As columnists and experts have stated, Trudeau quite liberally breaches the rules and protocols of the prime ministerial position as a matter of course and it's his ministers and MPs who must commit career suicide in order to bail him out.
Canadians should or ought to be fed up with the suspicious and illegitimate practices taking place under the Liberal government or any government. But there is something especially sordid about the pressure Mr. Trudeau exerts upon his ministers – first a justice minister and now a finance minister. They either go along with his malpractices or do not, the end result being career termination; ‘damned if you do, fired if you don’t.’
But the sheer audacity of Bill Morneau to blankly state to the media: “There’s a time when you’re the appropriate person in the role, and the time…when you’re not.”

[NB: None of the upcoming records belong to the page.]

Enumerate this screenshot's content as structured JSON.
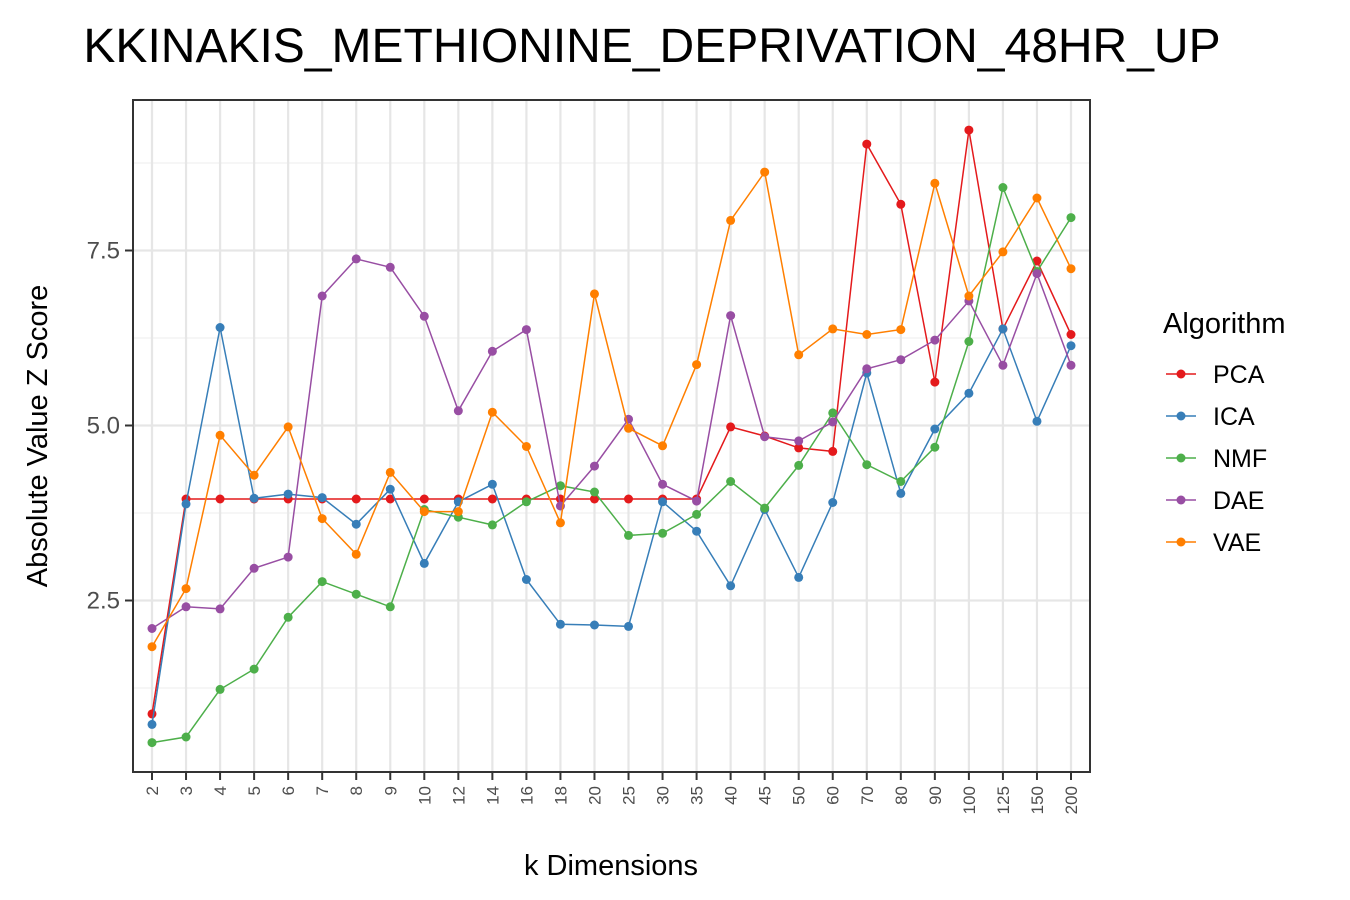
{
  "chart_data": {
    "type": "line",
    "title": "KKINAKIS_METHIONINE_DEPRIVATION_48HR_UP",
    "xlabel": "k Dimensions",
    "ylabel": "Absolute Value Z Score",
    "legend_title": "Algorithm",
    "legend_position": "right",
    "grid": true,
    "categories": [
      "2",
      "3",
      "4",
      "5",
      "6",
      "7",
      "8",
      "9",
      "10",
      "12",
      "14",
      "16",
      "18",
      "20",
      "25",
      "30",
      "35",
      "40",
      "45",
      "50",
      "60",
      "70",
      "80",
      "90",
      "100",
      "125",
      "150",
      "200"
    ],
    "ylim": [
      0.05,
      9.65
    ],
    "yticks": [
      2.5,
      5.0,
      7.5
    ],
    "ytick_labels": [
      "2.5",
      "5.0",
      "7.5"
    ],
    "series": [
      {
        "name": "PCA",
        "color": "#E41A1C",
        "values": [
          0.88,
          3.95,
          3.95,
          3.95,
          3.95,
          3.95,
          3.95,
          3.95,
          3.95,
          3.95,
          3.95,
          3.95,
          3.95,
          3.95,
          3.95,
          3.95,
          3.95,
          4.98,
          4.85,
          4.68,
          4.63,
          9.02,
          8.16,
          5.62,
          9.22,
          6.38,
          7.35,
          6.3
        ]
      },
      {
        "name": "ICA",
        "color": "#377EB8",
        "values": [
          0.73,
          3.88,
          6.4,
          3.96,
          4.02,
          3.97,
          3.59,
          4.09,
          3.03,
          3.91,
          4.16,
          2.8,
          2.16,
          2.15,
          2.13,
          3.91,
          3.49,
          2.71,
          3.8,
          2.83,
          3.9,
          5.75,
          4.03,
          4.95,
          5.46,
          6.38,
          5.06,
          6.14
        ]
      },
      {
        "name": "NMF",
        "color": "#4DAF4A",
        "values": [
          0.47,
          0.55,
          1.23,
          1.52,
          2.26,
          2.77,
          2.59,
          2.41,
          3.8,
          3.69,
          3.58,
          3.91,
          4.14,
          4.05,
          3.43,
          3.46,
          3.73,
          4.2,
          3.82,
          4.43,
          5.18,
          4.44,
          4.2,
          4.69,
          6.2,
          8.4,
          7.2,
          7.97
        ]
      },
      {
        "name": "DAE",
        "color": "#984EA3",
        "values": [
          2.1,
          2.41,
          2.38,
          2.96,
          3.12,
          6.85,
          7.38,
          7.26,
          6.56,
          5.21,
          6.06,
          6.37,
          3.85,
          4.42,
          5.09,
          4.16,
          3.92,
          6.57,
          4.84,
          4.78,
          5.05,
          5.81,
          5.94,
          6.22,
          6.78,
          5.86,
          7.17,
          5.86
        ]
      },
      {
        "name": "VAE",
        "color": "#FF7F00",
        "values": [
          1.84,
          2.67,
          4.86,
          4.29,
          4.98,
          3.67,
          3.16,
          4.33,
          3.77,
          3.77,
          5.19,
          4.7,
          3.61,
          6.88,
          4.96,
          4.71,
          5.87,
          7.93,
          8.62,
          6.01,
          6.38,
          6.3,
          6.37,
          8.46,
          6.85,
          7.48,
          8.25,
          7.24
        ]
      }
    ]
  }
}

How would he define his suitability in light of the WE scandal? His response is fairly nonchalant considering he has the prime minister’s blessing to apply for a top job with the Organization for Economic Co-operation and Development. Some people do wrong and fall from grace; others do wrong, but land safely thanks to the ‘golden parachute.’
Yes, Mr. Morneau gifted Western Canada with a pipeline to divvy up profits for several governments and corporations; there’s even an improved pension plan. But a man who quits his job during the worst health and economic crisis, as NDP MP Charlie Angus pointed out, is no man worth keeping.
Frankly, Mr. Morneau has an honesty problem. And all of this warrants a byelection in Toronto Centre riding.